Jeremy Corbyn’s warning not to “rush ahead of the evidence” over the nerve agent attack has “muddied the waters”, a Labour MP has said.
The UK government says the Russian state is responsible for the poisoning of a former spy and his daughter.
Mr Corbyn has condemned the attack but says the involvement of Russian “mafia-like groups” can not be ruled out.
More than 30 Labour MPs have signed a motion which “unequivocally” accepts the Russian state’s “culpability”.
On Wednesday, Prime Minister Theresa May told the Commons that Russia was “culpable” for the attack and that she was expelling 23 Russian diplomats – but Moscow has denied all involvement.
On Thursday, amid calls for him to be firmer in his condemnation of Russia, Mr Corbyn said the “evidence points towards Russia on this”.
But later in an article for the Guardian newspaper, he drew a link with the build-up to the war in Iraq and warned that “clear thinking in an international crisis” could be “overwhelmed by emotion and hasty judgement”.

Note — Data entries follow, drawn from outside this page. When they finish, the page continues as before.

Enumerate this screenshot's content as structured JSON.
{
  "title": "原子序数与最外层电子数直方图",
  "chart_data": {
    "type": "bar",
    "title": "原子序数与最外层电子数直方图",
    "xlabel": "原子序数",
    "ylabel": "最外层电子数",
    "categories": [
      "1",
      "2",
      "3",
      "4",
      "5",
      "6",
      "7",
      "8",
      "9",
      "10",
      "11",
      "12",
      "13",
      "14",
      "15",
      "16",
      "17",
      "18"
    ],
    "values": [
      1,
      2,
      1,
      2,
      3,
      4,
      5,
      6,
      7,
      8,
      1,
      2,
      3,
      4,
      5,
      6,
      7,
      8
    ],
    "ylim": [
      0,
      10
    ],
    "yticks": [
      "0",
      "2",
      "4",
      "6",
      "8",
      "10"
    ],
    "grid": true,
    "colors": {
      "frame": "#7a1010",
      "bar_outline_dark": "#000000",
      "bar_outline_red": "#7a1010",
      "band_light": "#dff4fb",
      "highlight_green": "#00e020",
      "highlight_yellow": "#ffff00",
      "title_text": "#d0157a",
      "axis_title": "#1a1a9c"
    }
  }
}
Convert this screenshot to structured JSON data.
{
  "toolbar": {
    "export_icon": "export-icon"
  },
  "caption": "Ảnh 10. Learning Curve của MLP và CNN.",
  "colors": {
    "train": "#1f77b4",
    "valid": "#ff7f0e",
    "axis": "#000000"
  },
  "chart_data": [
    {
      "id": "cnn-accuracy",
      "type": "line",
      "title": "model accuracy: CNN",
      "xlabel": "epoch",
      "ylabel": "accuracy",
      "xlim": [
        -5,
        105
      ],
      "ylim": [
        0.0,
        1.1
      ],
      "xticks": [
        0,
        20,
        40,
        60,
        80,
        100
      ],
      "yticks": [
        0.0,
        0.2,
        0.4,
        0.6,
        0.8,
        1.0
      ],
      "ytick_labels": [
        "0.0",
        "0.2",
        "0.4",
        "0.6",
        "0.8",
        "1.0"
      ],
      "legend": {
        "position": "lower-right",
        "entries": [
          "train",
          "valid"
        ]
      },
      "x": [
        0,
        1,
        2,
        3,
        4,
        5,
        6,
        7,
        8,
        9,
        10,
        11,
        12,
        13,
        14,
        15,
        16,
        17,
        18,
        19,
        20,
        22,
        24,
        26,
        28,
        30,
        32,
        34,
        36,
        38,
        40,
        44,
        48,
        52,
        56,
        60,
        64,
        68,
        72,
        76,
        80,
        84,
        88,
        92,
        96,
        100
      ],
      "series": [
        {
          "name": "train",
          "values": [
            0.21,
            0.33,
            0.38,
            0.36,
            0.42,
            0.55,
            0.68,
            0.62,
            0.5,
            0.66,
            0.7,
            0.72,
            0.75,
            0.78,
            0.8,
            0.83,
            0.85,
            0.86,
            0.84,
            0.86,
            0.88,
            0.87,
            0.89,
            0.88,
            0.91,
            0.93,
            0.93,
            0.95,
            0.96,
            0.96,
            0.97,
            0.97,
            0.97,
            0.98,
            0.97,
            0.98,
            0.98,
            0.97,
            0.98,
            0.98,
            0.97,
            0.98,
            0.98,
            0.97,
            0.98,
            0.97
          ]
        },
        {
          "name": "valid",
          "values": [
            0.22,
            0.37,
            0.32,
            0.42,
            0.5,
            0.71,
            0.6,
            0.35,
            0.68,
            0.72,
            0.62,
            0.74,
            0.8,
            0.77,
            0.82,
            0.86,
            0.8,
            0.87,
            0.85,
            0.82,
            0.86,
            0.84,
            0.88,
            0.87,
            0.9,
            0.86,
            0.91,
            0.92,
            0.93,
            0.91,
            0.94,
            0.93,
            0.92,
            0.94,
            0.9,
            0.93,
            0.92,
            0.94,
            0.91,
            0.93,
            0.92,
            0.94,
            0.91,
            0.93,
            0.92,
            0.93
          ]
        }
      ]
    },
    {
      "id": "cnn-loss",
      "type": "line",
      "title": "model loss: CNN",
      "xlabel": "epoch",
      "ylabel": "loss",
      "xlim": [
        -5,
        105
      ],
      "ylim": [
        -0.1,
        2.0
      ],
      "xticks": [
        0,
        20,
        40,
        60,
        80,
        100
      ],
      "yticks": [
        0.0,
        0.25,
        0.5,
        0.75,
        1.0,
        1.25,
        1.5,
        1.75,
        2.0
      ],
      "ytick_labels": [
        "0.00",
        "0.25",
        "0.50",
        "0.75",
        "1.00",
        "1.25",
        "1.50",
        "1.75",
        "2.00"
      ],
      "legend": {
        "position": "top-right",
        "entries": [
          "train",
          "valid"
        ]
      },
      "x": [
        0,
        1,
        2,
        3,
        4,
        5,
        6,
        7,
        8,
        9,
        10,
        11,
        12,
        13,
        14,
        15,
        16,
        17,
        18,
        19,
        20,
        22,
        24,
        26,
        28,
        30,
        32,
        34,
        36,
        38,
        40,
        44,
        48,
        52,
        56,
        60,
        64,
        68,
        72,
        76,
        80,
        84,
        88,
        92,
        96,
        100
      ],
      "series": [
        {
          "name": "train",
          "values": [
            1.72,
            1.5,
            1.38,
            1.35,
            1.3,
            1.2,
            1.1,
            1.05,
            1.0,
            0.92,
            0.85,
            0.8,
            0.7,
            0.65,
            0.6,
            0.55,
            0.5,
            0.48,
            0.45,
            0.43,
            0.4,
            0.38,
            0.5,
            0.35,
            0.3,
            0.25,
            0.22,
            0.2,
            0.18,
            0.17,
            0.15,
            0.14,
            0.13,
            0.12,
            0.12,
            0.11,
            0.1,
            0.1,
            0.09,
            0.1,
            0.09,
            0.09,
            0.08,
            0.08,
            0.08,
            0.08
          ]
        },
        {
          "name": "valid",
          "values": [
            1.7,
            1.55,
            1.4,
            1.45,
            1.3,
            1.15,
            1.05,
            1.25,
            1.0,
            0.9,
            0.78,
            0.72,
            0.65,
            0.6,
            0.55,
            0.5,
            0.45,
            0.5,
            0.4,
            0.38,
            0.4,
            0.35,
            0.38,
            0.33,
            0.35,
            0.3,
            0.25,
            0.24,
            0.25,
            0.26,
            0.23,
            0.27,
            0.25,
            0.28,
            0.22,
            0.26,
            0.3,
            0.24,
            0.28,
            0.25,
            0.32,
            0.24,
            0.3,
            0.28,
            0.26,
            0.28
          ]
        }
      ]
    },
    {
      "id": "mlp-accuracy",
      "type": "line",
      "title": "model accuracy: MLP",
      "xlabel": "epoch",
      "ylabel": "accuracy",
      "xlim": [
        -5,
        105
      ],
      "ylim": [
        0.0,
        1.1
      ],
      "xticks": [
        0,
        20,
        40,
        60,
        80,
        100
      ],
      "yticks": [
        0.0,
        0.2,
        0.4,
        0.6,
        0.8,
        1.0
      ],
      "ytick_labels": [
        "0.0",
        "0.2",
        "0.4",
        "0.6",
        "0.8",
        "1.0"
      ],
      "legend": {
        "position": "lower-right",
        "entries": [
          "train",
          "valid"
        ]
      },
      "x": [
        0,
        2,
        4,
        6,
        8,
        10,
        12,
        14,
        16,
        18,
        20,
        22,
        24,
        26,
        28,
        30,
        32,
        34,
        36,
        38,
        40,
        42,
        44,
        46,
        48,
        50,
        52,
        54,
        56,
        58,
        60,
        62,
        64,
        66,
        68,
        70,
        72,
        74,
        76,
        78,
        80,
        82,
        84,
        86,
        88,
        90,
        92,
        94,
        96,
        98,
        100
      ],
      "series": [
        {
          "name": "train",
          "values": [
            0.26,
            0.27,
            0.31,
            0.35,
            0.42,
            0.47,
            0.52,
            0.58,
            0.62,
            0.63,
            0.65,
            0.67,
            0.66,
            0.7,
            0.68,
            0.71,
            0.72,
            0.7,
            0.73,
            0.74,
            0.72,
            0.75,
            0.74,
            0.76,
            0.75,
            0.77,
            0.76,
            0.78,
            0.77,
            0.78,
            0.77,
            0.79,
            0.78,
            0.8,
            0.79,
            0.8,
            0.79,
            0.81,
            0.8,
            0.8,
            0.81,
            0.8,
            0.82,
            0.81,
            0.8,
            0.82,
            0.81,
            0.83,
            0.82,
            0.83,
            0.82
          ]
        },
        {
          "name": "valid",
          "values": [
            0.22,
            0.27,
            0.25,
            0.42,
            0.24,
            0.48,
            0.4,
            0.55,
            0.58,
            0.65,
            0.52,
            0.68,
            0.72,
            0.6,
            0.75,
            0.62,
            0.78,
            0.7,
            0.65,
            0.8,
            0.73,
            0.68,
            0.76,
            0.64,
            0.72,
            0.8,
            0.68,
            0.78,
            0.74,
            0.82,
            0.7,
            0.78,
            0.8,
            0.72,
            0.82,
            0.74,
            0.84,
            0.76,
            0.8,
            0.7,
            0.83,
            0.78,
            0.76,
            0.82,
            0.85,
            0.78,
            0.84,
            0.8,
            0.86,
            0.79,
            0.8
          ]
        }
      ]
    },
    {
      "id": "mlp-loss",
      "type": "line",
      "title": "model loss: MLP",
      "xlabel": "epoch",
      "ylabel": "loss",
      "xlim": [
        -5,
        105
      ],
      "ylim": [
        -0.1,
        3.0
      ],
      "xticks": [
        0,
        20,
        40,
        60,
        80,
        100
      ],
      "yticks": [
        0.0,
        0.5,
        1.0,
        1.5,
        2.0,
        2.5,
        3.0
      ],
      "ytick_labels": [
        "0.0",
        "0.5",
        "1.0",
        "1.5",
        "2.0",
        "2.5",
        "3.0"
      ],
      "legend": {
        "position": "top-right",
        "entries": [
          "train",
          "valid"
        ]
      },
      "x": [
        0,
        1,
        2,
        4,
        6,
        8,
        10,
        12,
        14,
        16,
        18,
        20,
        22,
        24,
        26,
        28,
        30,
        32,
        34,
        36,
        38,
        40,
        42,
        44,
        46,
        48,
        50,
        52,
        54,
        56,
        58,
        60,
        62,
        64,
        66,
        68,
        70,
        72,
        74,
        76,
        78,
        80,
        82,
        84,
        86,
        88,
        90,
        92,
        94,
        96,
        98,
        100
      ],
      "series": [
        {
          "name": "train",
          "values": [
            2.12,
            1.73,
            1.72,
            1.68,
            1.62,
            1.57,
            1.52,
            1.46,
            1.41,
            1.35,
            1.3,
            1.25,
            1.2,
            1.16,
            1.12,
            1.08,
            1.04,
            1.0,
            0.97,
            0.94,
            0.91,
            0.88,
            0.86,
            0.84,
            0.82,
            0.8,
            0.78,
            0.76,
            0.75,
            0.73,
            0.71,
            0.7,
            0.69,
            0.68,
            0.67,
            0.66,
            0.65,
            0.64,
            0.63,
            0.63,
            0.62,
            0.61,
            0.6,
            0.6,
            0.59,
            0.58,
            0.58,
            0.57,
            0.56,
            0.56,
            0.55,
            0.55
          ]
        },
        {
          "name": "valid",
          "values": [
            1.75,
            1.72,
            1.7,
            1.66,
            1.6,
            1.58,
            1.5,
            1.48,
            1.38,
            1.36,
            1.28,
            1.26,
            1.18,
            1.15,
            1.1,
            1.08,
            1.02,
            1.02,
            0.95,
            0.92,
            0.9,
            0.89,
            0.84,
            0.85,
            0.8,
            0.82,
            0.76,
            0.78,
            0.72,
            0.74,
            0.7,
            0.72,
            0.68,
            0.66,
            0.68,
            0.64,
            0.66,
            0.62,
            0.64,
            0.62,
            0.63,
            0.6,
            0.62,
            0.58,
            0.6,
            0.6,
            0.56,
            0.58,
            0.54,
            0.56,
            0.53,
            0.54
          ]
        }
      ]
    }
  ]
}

Labour backbencher Stephen Kinnock told the BBC Mr Corbyn’s first statement, on Thursday, was “a step in right direction” but added: “I think the article he wrote after that then muddied the waters somewhat.
“I think what we need is a very clear line from our leadership stating very clearly that we stand shoulder-to-shoulder with our allies and with the government in the action it’s taken.”
Labour MP Chris Williamson, an ally of Mr Corbyn, told BBC Two’s Newsnight that “clearly it looks like the evidence points to Russia”, but said the UK needs to “make sure we get our facts right” before “leaping into action”.
He said his leader’s approach was “not about being nice to Russia” but about taking “a statesman-like approach”.
And he dismissed those criticising Mr Corbyn’s stance as “a tiny minority of irrelevant malcontents” who are “fighting a proxy war” to undermine the party leader.
Russian former spy Sergei Skripal, 66, and daughter Yulia Skripal, 33, remain critically ill in hospital, 11 days after they were found unconscious on a bench in Salisbury, Wiltshire.
An Early Day Motion, sponsored by Labour backbencher John Woodcock, who has criticised Mr Corbyn’s leadership of the party in the past, states that the signatories “fully support the statement made by the prime minister on 14 March 2018 in response to Russia’s illegal attack on the UK”.
By Laura Kuenssberg, BBC political editor
Whether there is specific direct proof that there was Russian state involvement in the attack or not, the majority of MPs in the House of Commons agree that there is enough evidence and a pattern of behaviour that make this an appropriate moment to take some diplomatic moves against the Putin regime.
While not opposing those specific actions, Mr Corbyn’s tone and reaction to those moves have cracked open Labour’s political truce.
His comments have stoked worries about the leader’s foreign policy views that have been one of the sources of division in the Labour Party since he became its top pick.
In his Guardian article, Mr Corbyn wrote that he agrees with the expulsion of the diplomats and describes the use of a military-grade nerve agent as “barbaric and beyond reckless”.
But he says that although the evidence points to Russia – the public deserve “calm heads and a measured response” from the government.
“To rush way ahead of the evidence being gathered by the police, in a fevered parliamentary atmosphere, serves neither justice nor our national security,” he writes.
Mr Corbyn says if Moscow is not to blame “a connection to Russian mafia-like groups” cannot be excluded.
He said Russian authorities should be “held to account on the basis of evidence”, adding: “But let us not manufacture a division over Russia where none exists.”
Others in his shadow cabinet have been more explicit in blaming the Russian state. Shadow Defence Secretary Nia Griffith said the party accepted that “Russia is responsible” while Shadow Foreign Secretary Emily Thornberry is reported to have said there was “prima facie evidence” against the Russian government, which “must face the consequences”.
Shadow Brexit Secretary Sir Keir Starmer said it was “the right conclusion” for the prime minister to determine that there was “no alternative explanation other than that responsibility lies with Russia”.
He said it was an “attack on our sovereignty” and, referencing the murder of former KGB agent Alexander Litvinenko in London, in which he acted as a lawyer to bring a case against Russia: “This is not the first time and it needs to be called out with no ifs and no buts.”